Name: Anonymous 2015-05-01 16:43

12 lines of Agda code is verified red-black tree insertion.
12 lines of Java code would be a class declaration with some getters/setters

Name: Anonymous 2015-05-02 9:00

>>7
good luck having code like foo.x += 1
If you remove public attribute, then of course you have to change the code using that attribute. So what? This is only relevant for library API. In other cases you just refactor the code using that attribute. If you change the implementation, you most likely have to check the caller code anyway, to check that it's still correct (boring edge cases etc.). The good part in public attribute here is that it forces you to check the usage if implementation changes totally. That reduces bugs. Oh, did I mention using getters and setters make the code harder to read, thus introducing more bugs. LOL, I bet your enterprise code is unreadable shit, full of bugs. All because you insist on your stupid OOP principles. Fucking coder.

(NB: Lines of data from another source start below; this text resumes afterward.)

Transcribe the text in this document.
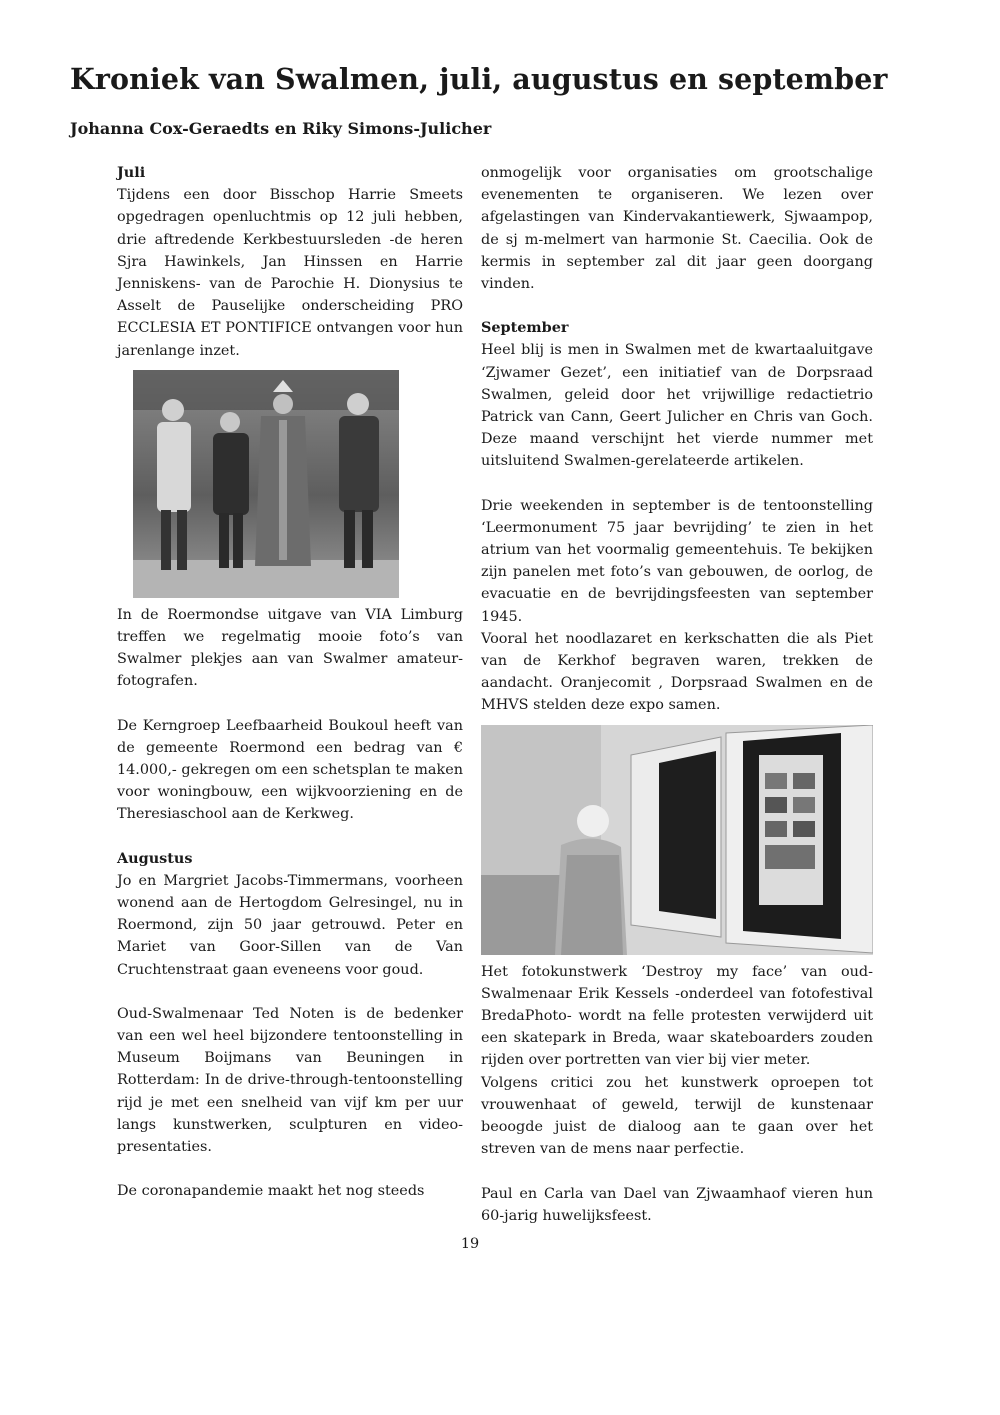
Kroniek van Swalmen, juli, augustus en september
Johanna Cox-Geraedts en Riky Simons-Julicher
Juli

Tijdens een door Bisschop Harrie Smeets opgedragen openluchtmis op 12 juli hebben, drie aftredende Kerkbestuursleden -de heren Sjra Hawinkels, Jan Hinssen en Harrie Jenniskens- van de Parochie H. Dionysius te Asselt de Pauselijke onderscheiding PRO ECCLESIA ET PONTIFICE ontvangen voor hun jarenlange inzet.

In de Roermondse uitgave van VIA Limburg treffen we regelmatig mooie foto’s van Swalmer plekjes aan van Swalmer amateur-fotografen.

De Kerngroep Leefbaarheid Boukoul heeft van de gemeente Roermond een bedrag van € 14.000,- gekregen om een schetsplan te maken voor woningbouw, een wijkvoorziening en de Theresiaschool aan de Kerkweg.

Augustus

Jo en Margriet Jacobs-Timmermans, voorheen wonend aan de Hertogdom Gelresingel, nu in Roermond, zijn 50 jaar getrouwd. Peter en Mariet van Goor-Sillen van de Van Cruchtenstraat gaan eveneens voor goud.

Oud-Swalmenaar Ted Noten is de bedenker van een wel heel bijzondere tentoonstelling in Museum Boijmans van Beuningen in Rotterdam: In de drive-through-tentoonstelling rijd je met een snelheid van vijf km per uur langs kunstwerken, sculpturen en video-presentaties.

De coronapandemie maakt het nog steeds

onmogelijk voor organisaties om grootschalige evenementen te organiseren. We lezen over afgelastingen van Kindervakantiewerk, Sjwaampop, de sj m-melmert van harmonie St. Caecilia. Ook de kermis in september zal dit jaar geen doorgang vinden.

September

Heel blij is men in Swalmen met de kwartaaluitgave ‘Zjwamer Gezet’, een initiatief van de Dorpsraad Swalmen, geleid door het vrijwillige redactietrio Patrick van Cann, Geert Julicher en Chris van Goch. Deze maand verschijnt het vierde nummer met uitsluitend Swalmen-gerelateerde artikelen.

Drie weekenden in september is de tentoonstelling ‘Leermonument 75 jaar bevrijding’ te zien in het atrium van het voormalig gemeentehuis. Te bekijken zijn panelen met foto’s van gebouwen, de oorlog, de evacuatie en de bevrijdingsfeesten van september 1945.

Vooral het noodlazaret en kerkschatten die als Piet van de Kerkhof begraven waren, trekken de aandacht. Oranjecomit , Dorpsraad Swalmen en de MHVS stelden deze expo samen.

Het fotokunstwerk ‘Destroy my face’ van oud-Swalmenaar Erik Kessels -onderdeel van fotofestival BredaPhoto- wordt na felle protesten verwijderd uit een skatepark in Breda, waar skateboarders zouden rijden over portretten van vier bij vier meter.

Volgens critici zou het kunstwerk oproepen tot vrouwenhaat of geweld, terwijl de kunstenaar beoogde juist de dialoog aan te gaan over het streven van de mens naar perfectie.

Paul en Carla van Dael van Zjwaamhaof vieren hun 60-jarig huwelijksfeest.

19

Name: Anonymous 2015-05-02 13:43

>>22
I would not change the getArmor() to incorporate buffs/debuffs, I would add a new function getAdjustedArmor() since the raw armor value is still probably used (say in a stat screen for an item or w/e)

Name: Anonymous 2015-05-02 14:33

I would not change the getArmor() to incorporate buffs/debuffs, I would add a new function getAdjustedArmor()
And existing mods would not care about buffs/debuffs.

Name: Anonymous 2015-05-02 14:51

>>41
No, you don't have to change client code, unless you're a shitcoder ignorant of the encapsulation principle. You don't have to refactor and you don't have to check the caller code. The world becomes quite a magical place if you only stop being an ignoramus and start learning proven programming techniques.

Name: Anonymous 2015-05-02 14:54

>>41
The good part in public attribute here is that it forces you to check the usage if implementation changes totally. That reduces bugs.
You sound like a goddamn Haskiefaggot. "Static types everywhere are good, they reduce bugs because if you change a type, you'll break as much code as possible, forcing you to check every usage. The more broken the better!!1" Fucking idiot.

Name: Anonymous 2015-05-02 16:53

>>35
I honestly don't know which one of the two you are referring to. It might very well be a match between trolls.

Name: Anonymous 2015-05-02 19:01

If you rely too much on oo shit to take care of stuff without you having to think about it, you'll start getting bugs where the program does things other than what you think it should do. The code may be doing something now that is very different from what it did when it was first written.